春の訪れと自然界の目覚めを祝う春のお祭り、フドレルレズ。
民間に伝わる伝説によると預言者フズル(Hizir)とイルヤス(Ilyas)が春になると地上で出会い自然界を目覚めさせたとされています。この出会いの日は5月6日と考えられ、この日をフドレルレズとし、春を祝う行事が行われるようになりました。フドレルレズとは、このフズルとイルヤスの言葉が融合した言葉なのです。
フドレルレズの日は願い事を唱える日と信じられ、前日までに家の中の大掃除を完了させます。これは幸運を運んでくるフズルは汚れた家には訪れないと信じられているからです。フズルは心の美しい人々や困難な状況の人を助け、富や豊饒、健康を配するとし、彼が訪れた場所、触れたもの全てに幸運をもたらすのです。

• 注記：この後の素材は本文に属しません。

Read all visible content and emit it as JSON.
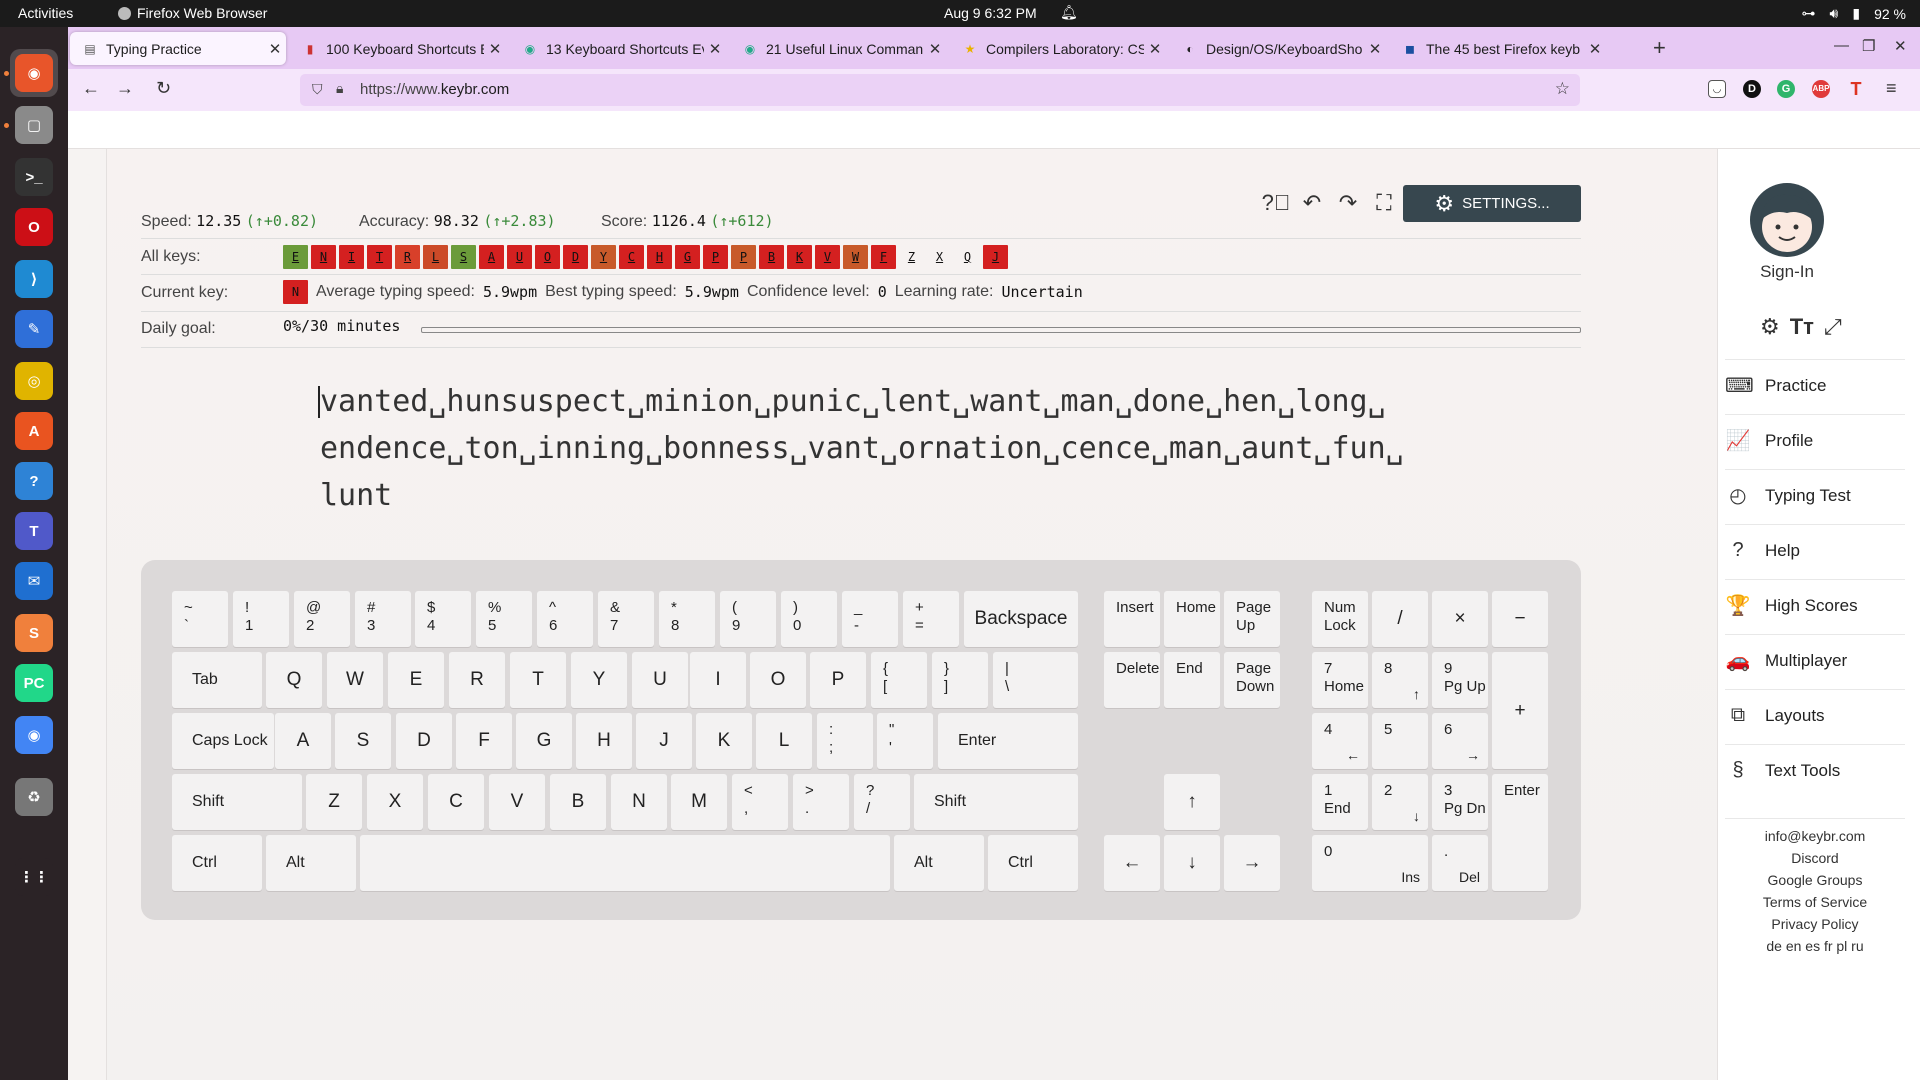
{
  "os": {
    "activities": "Activities",
    "app_name": "Firefox Web Browser",
    "clock": "Aug 9  6:32 PM",
    "battery": "92 %"
  },
  "dock": [
    "firefox-icon",
    "files-icon",
    "terminal-icon",
    "opera-icon",
    "vscode-icon",
    "text-editor-icon",
    "rhythmbox-icon",
    "app-center-icon",
    "help-icon",
    "teams-icon",
    "thunderbird-icon",
    "sublime-icon",
    "pycharm-icon",
    "chrome-icon",
    "trash-icon",
    "app-grid-icon"
  ],
  "tabs": [
    {
      "title": "Typing Practice",
      "favicon": "▤",
      "fav_color": "#555"
    },
    {
      "title": "100 Keyboard Shortcuts E",
      "favicon": "▮",
      "fav_color": "#c33"
    },
    {
      "title": "13 Keyboard Shortcuts Ev",
      "favicon": "◉",
      "fav_color": "#2a8"
    },
    {
      "title": "21 Useful Linux Comman",
      "favicon": "◉",
      "fav_color": "#2a8"
    },
    {
      "title": "Compilers Laboratory: CS",
      "favicon": "★",
      "fav_color": "#e9b200"
    },
    {
      "title": "Design/OS/KeyboardSho",
      "favicon": "◐",
      "fav_color": "#222"
    },
    {
      "title": "The 45 best Firefox keyb",
      "favicon": "◼",
      "fav_color": "#1b4fa0"
    }
  ],
  "url": {
    "prefix": "https://www.",
    "domain": "keybr.com"
  },
  "stats": {
    "speed_label": "Speed:",
    "speed": "12.35",
    "speed_delta": "(↑+0.82)",
    "accuracy_label": "Accuracy:",
    "accuracy": "98.32",
    "accuracy_delta": "(↑+2.83)",
    "score_label": "Score:",
    "score": "1126.4",
    "score_delta": "(↑+612)"
  },
  "settings_label": "SETTINGS...",
  "all_keys_label": "All keys:",
  "all_keys": [
    {
      "k": "E",
      "c": "#6b9b3a"
    },
    {
      "k": "N",
      "c": "#d42020"
    },
    {
      "k": "I",
      "c": "#d42020"
    },
    {
      "k": "T",
      "c": "#d42020"
    },
    {
      "k": "R",
      "c": "#d8402a"
    },
    {
      "k": "L",
      "c": "#cc4a28"
    },
    {
      "k": "S",
      "c": "#6b9b3a"
    },
    {
      "k": "A",
      "c": "#d42020"
    },
    {
      "k": "U",
      "c": "#d42020"
    },
    {
      "k": "O",
      "c": "#d42020"
    },
    {
      "k": "D",
      "c": "#d42020"
    },
    {
      "k": "Y",
      "c": "#c85a2a"
    },
    {
      "k": "C",
      "c": "#d42020"
    },
    {
      "k": "H",
      "c": "#d42020"
    },
    {
      "k": "G",
      "c": "#d42020"
    },
    {
      "k": "P",
      "c": "#d42020"
    },
    {
      "k": "P",
      "c": "#c85a2a"
    },
    {
      "k": "B",
      "c": "#d42020"
    },
    {
      "k": "K",
      "c": "#d42020"
    },
    {
      "k": "V",
      "c": "#d42020"
    },
    {
      "k": "W",
      "c": "#c85a2a"
    },
    {
      "k": "F",
      "c": "#d42020"
    },
    {
      "k": "Z",
      "c": ""
    },
    {
      "k": "X",
      "c": ""
    },
    {
      "k": "Q",
      "c": ""
    },
    {
      "k": "J",
      "c": "#d42020"
    }
  ],
  "current": {
    "label": "Current key:",
    "key": "N",
    "avg_label": "Average typing speed:",
    "avg": "5.9wpm",
    "best_label": "Best typing speed:",
    "best": "5.9wpm",
    "conf_label": "Confidence level:",
    "conf": "0",
    "rate_label": "Learning rate:",
    "rate": "Uncertain"
  },
  "goal": {
    "label": "Daily goal:",
    "value": "0%/30 minutes",
    "progress": 0
  },
  "practice_lines": [
    "vanted␣hunsuspect␣minion␣punic␣lent␣want␣man␣done␣hen␣long␣",
    "endence␣ton␣inning␣bonness␣vant␣ornation␣cence␣man␣aunt␣fun␣",
    "lunt"
  ],
  "keyboard": {
    "num_row": [
      [
        "~",
        "`"
      ],
      [
        "!",
        "1"
      ],
      [
        "@",
        "2"
      ],
      [
        "#",
        "3"
      ],
      [
        "$",
        "4"
      ],
      [
        "%",
        "5"
      ],
      [
        "^",
        "6"
      ],
      [
        "&",
        "7"
      ],
      [
        "*",
        "8"
      ],
      [
        "(",
        "9"
      ],
      [
        ")",
        "0"
      ],
      [
        "_",
        "-"
      ],
      [
        "+",
        "="
      ]
    ],
    "backspace": "Backspace",
    "tab": "Tab",
    "row_q": [
      "Q",
      "W",
      "E",
      "R",
      "T",
      "Y",
      "U",
      "I",
      "O",
      "P"
    ],
    "row_q_sym": [
      [
        "{",
        "["
      ],
      [
        "}",
        "]"
      ],
      [
        "|",
        "\\"
      ]
    ],
    "caps": "Caps Lock",
    "row_a": [
      "A",
      "S",
      "D",
      "F",
      "G",
      "H",
      "J",
      "K",
      "L"
    ],
    "row_a_sym": [
      [
        ":",
        ";"
      ],
      [
        "\"",
        "'"
      ]
    ],
    "enter": "Enter",
    "shift": "Shift",
    "row_z": [
      "Z",
      "X",
      "C",
      "V",
      "B",
      "N",
      "M"
    ],
    "row_z_sym": [
      [
        "<",
        ","
      ],
      [
        ">",
        "."
      ],
      [
        "?",
        "/"
      ]
    ],
    "ctrl": "Ctrl",
    "alt": "Alt",
    "nav": [
      [
        "Insert"
      ],
      [
        "Home"
      ],
      [
        "Page\nUp"
      ],
      [
        "Delete"
      ],
      [
        "End"
      ],
      [
        "Page\nDown"
      ]
    ],
    "arrows": [
      "↑",
      "←",
      "↓",
      "→"
    ],
    "numpad_top": [
      "Num\nLock",
      "/",
      "×",
      "−"
    ],
    "numpad": [
      [
        "7",
        "Home"
      ],
      [
        "8",
        "↑"
      ],
      [
        "9",
        "Pg Up"
      ],
      [
        "4",
        "←"
      ],
      [
        "5",
        ""
      ],
      [
        "6",
        "→"
      ],
      [
        "1",
        "End"
      ],
      [
        "2",
        "↓"
      ],
      [
        "3",
        "Pg Dn"
      ]
    ],
    "numpad_plus": "+",
    "numpad_enter": "Enter",
    "numpad_zero": [
      "0",
      "Ins"
    ],
    "numpad_dot": [
      ".",
      "Del"
    ]
  },
  "sidebar": {
    "signin": "Sign-In",
    "nav": [
      {
        "label": "Practice",
        "icon": "⌨"
      },
      {
        "label": "Profile",
        "icon": "📈"
      },
      {
        "label": "Typing Test",
        "icon": "◴"
      },
      {
        "label": "Help",
        "icon": "?"
      },
      {
        "label": "High Scores",
        "icon": "🏆"
      },
      {
        "label": "Multiplayer",
        "icon": "🚗"
      },
      {
        "label": "Layouts",
        "icon": "⧉"
      },
      {
        "label": "Text Tools",
        "icon": "§"
      }
    ],
    "links": [
      "info@keybr.com",
      "Discord",
      "Google Groups",
      "Terms of Service",
      "Privacy Policy",
      "de en es fr pl ru"
    ]
  }
}
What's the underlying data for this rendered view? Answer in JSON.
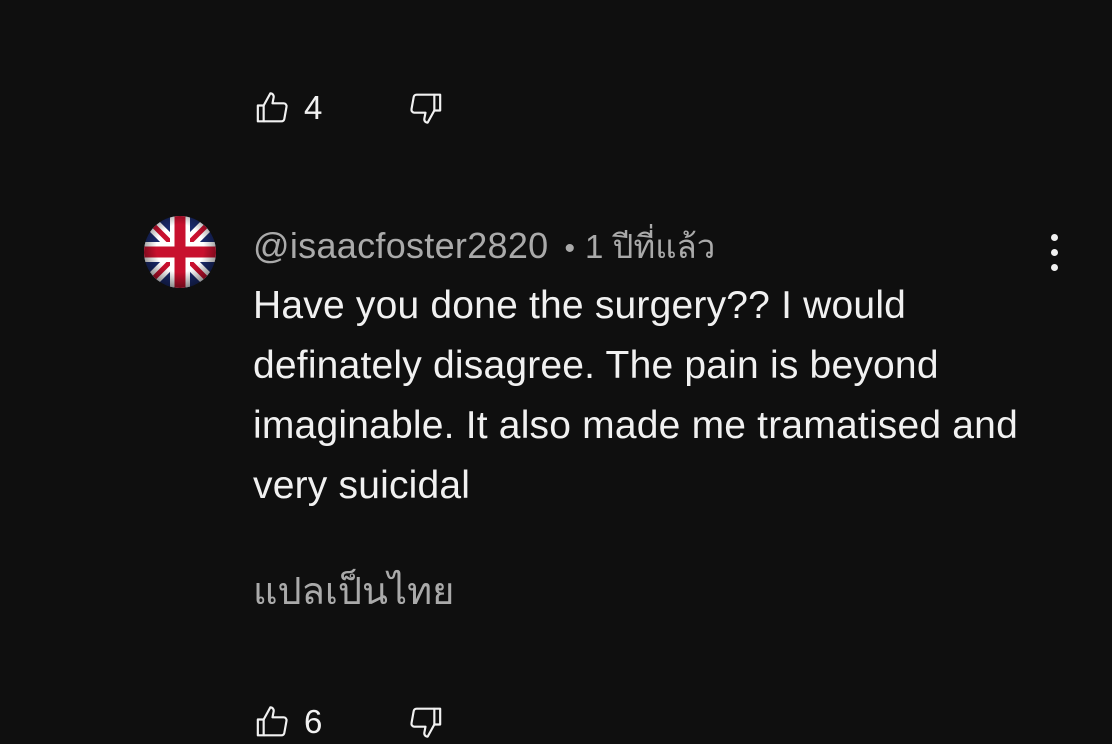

フドレルレスの前夜である5月5日の夜に人々は様々な方法で願いをかけます。結婚を願う女性達はバラの枝に赤い布を結び、バラの根元に指輪を置きます。家や車が欲しい人は庭の隅から石や土を取り自分の欲しい形にしておきます。また財布の口や食料庫のドアは開けっぱなしにし、フズルが入りやすいようにするのです。欲しいものがあればその模型を吊り下げておきます。願い事があれば紙に書き、それをナフル(Nahil)の木(左上写真のようなもの)に結び付けます。ナフルの木がない場合は流れる水(海や川など)にその紙を流し、フズルに拾ってもらえるようにします。
5月5日の夕刻から朝にかけては各地でフドレルレスの祭りが行われます。パレードやダンスなどが催され、通りにはナフルの木が置かれるのです。
5月6日には主に水(川や海)の沿岸や緑あふれる場所等でフドレルレスを祝う行事が開催されます。新鮮な野菜や仔羊の肉又は羊のレバーを食べる習慣も残っています。又、地方によっては願い事を叶えるためにこの日1日断食を行ったり、貧困者に施しを与えたり、羊を犠牲(クルバン)にすることもあるようです。またこの日のために新調した洋服や靴を着用することも習慣として残っています。